Riflettendoci …è impossibile che una coppia stabile ed apparentemente affiatata arrivi all’estremizzazione delle fantasie sessuali, specialmente se queste comprendono partecipazione di terzi, senza credere che non si sia rotto un qualcosa in quel fondamentale equilibrio d’unione. Ci deve per forza essere qualcosa che non va…l’ultima spiaggia cui far approdare un’unione che da li a breve sarà destinata a naufragare nell’oceano dell’indifferenza fino all’inevitabile separazione. Sesso di gruppo, perversioni hard, scambio (con penetrazione) di mogli e mariti…entrambi bsex per l’occasione, il cui terribile demone del sesso ha preso il sopravvento sui valori e sulla morale di questa nostra civilissima società. Un groviglio di corpi la cui immagine non può certo far pensare ad una intesa di coppia e che sembra mirare piuttosto ad un orgasmo dopo l’altro.
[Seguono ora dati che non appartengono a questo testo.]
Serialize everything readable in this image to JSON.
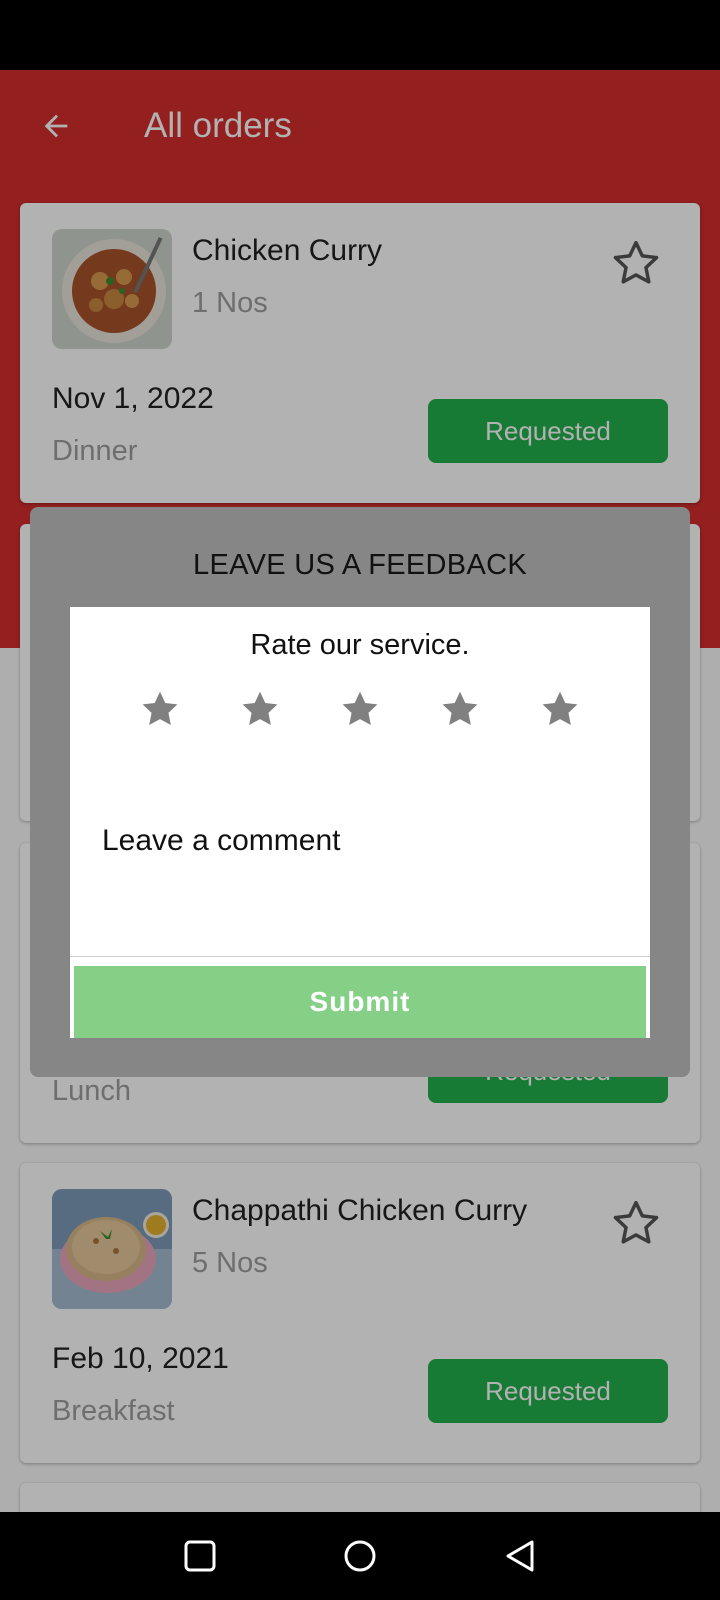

Riflettendoci un po’ di più …o meglio, avendo le basi per provarci…quell’inferno dantesco descritto prima, immagine collettiva di sesso che rispecchia come possa venire vissuta la sessualità anche all’interno della singola coppia, quindi anche in noi stessi, assume contorni e sfaccettature assai differenti, se non opposti. La complicità e l’intesa che danno luogo alla materializzazione di certe fantasie mirano alla coppia, quindi al rispetto dei ruoli e dei limiti presenti in ognuno di noi. Il “gioco” raffinato di coppia difficilmente da luogo ad uno scambio completo di partner (pur non escludendolo)…è un gioco di seduzione e sensualità ove oltre all’amicizia che lega più persone che sedute ad esempio attorno ad un tavolo per una cena, sanno cogliere aspetti e vivere momenti che piacevolmente coinvolgono, mai in maniera morbosa, sempre molto cerebrale, quella sessualità che solitamente non viene pienamente goduta per problemi…quali problemi?...voi sapete senz’altro meglio di me!

Viene spontaneo chiedermi: come mai fino a poco tempo fa la tua prospettiva fosse così "diversa" da quella attuale...?

Citazione:
Da Maxim:
Ciò che quindi l’Arsenio cataloga come “perversioni hard” possono essere vissute da altri come la ciliegina sulla torta dopo un pranzo matrimoniale che non può che essere, affinché si arrivi a quella ciliegina, sempre molto lauto, mai pesante, molto sereno. Godendo di determinate esperienze, la visione sulla qualità sessuale (mai fondamentale ma molto importante) della vita di coppia, assume visioni alquanto diverse da quelle “normalmente” tenute e che per qualcuno potranno risultare “strane”.


Personalmente, al di là del fatto che ovviamente ciascuno è libero di avere
l'approccio alla sessualità che più gli aggrada, penso che quello che qualcuno reputa "strano" è forse qualcosa verso cui non si sente attratto ...


Citazione:
Da Maxim:
A certi livelli ci si potrà rendere conto che la vera “perversione” consiste nei tradimenti, nelle veloci scappatelle, nel far l’amore con il proprio partner una volta ogni 15 giorni senza avere la capacità di aggiungere mai alcun condimento a quella minestra che, a volte, fatica ad andar giù

Non saprei dire cosa è una "vera perversione", forse perché involontariamente ne ho "viste" talmente tante di cose particolari sotto questo punto di vista, che ormai niente mi sembra "strano" o "perverso" ... credo che chi attua certi determinati comportamenti nella propria sfera sessuale è perché per egli quel comportamento è normale, non potrebbe fare altrimenti...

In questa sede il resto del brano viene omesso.